For any given generic medicine, third-party units and sponsors can only use one batch, while the reference drug must be determined by the sanitary authority. Both the testing drug and its reference must comply with the Good Manufacturing Practices, as established by NOM-059, and have quality control tests based on either the Mexican or international pharmacopoeias. Results from interchangeability studies are only valid for subsequent batches of the generic medicine obtained by the same manufacturing process.

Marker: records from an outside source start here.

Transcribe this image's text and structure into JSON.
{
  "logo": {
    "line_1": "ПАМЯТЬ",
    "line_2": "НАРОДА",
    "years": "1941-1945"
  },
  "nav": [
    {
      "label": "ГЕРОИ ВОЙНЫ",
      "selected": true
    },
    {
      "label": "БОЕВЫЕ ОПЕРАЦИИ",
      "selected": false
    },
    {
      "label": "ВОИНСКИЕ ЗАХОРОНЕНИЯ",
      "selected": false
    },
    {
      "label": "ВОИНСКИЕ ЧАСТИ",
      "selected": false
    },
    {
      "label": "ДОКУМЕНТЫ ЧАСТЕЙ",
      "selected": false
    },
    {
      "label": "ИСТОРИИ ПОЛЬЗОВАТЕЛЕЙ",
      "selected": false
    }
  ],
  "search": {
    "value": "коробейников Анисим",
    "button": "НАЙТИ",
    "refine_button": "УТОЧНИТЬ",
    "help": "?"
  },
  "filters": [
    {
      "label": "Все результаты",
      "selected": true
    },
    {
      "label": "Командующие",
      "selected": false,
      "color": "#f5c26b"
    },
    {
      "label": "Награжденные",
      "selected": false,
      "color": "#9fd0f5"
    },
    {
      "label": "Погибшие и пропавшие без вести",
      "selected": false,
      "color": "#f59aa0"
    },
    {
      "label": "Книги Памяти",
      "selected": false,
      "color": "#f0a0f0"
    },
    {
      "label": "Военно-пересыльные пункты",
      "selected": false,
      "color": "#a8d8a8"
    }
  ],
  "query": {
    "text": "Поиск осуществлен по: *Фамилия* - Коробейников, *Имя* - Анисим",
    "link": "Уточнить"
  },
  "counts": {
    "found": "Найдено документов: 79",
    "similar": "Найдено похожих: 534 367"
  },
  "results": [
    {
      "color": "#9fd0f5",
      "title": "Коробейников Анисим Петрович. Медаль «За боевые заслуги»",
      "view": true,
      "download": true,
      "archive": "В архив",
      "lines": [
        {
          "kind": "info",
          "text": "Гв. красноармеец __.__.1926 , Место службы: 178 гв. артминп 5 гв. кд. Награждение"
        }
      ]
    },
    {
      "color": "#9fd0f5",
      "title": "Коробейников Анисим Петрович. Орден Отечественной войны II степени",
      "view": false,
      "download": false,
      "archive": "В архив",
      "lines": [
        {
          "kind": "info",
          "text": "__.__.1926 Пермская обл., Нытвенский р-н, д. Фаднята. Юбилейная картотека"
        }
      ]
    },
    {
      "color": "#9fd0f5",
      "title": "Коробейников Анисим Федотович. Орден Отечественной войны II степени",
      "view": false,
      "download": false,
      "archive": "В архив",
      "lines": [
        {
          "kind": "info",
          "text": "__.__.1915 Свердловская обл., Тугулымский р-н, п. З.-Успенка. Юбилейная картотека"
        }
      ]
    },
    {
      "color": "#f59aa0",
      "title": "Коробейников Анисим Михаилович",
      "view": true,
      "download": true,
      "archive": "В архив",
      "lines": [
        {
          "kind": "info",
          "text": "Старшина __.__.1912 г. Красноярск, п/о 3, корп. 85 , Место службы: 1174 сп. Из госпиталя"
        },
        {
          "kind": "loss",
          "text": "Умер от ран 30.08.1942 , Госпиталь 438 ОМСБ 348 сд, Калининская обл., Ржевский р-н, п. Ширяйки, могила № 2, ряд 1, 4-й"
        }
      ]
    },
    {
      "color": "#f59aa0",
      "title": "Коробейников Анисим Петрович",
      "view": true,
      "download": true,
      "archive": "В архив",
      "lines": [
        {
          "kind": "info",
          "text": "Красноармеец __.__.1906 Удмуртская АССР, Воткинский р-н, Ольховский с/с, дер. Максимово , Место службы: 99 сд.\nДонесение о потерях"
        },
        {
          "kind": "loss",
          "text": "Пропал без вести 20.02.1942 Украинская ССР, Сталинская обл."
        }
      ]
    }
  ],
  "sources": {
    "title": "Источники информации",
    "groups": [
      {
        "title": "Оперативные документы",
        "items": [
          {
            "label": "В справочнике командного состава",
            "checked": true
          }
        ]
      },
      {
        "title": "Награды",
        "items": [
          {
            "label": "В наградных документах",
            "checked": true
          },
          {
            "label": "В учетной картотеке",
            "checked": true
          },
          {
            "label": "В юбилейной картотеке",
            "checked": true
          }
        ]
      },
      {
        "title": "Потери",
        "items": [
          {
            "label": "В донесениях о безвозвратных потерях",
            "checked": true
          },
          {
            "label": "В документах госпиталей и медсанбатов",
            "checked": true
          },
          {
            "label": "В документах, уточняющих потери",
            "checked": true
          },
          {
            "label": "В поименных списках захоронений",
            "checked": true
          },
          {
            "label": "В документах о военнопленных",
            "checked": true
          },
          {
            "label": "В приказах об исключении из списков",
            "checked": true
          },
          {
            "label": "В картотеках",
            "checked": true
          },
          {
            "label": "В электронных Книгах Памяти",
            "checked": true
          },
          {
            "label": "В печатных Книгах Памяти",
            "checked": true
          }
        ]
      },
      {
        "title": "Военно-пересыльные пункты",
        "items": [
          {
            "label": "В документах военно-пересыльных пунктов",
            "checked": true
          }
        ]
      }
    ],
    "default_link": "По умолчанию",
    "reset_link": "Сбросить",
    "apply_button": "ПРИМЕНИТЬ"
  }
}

Moreover, clinical trials for such studies must be conducted under the quality and ethics standards established by the General Law of Health, Regulation for Health Research, Norm NOM012, CONBIOETICA, Good Clinical Practice, etc., and can be performed on either healthy volunteers or patients, depending on the nature of the medicines being evaluated.
The implementation of these requirements is directly associated to both the increasing levels of acceptance of generics among the population and the positive impact of Mikel Arriola’s Generics Policy, such as savings of US$1.53 billion in government expenditure, increased capacity to treat more than one million patients in the public sector, decreased out of pocket expenditure, and average price reduction of 61%. This has resulted in the pharmaceutical market comprising only two type of medicines: patented drugs and interchangeable generics.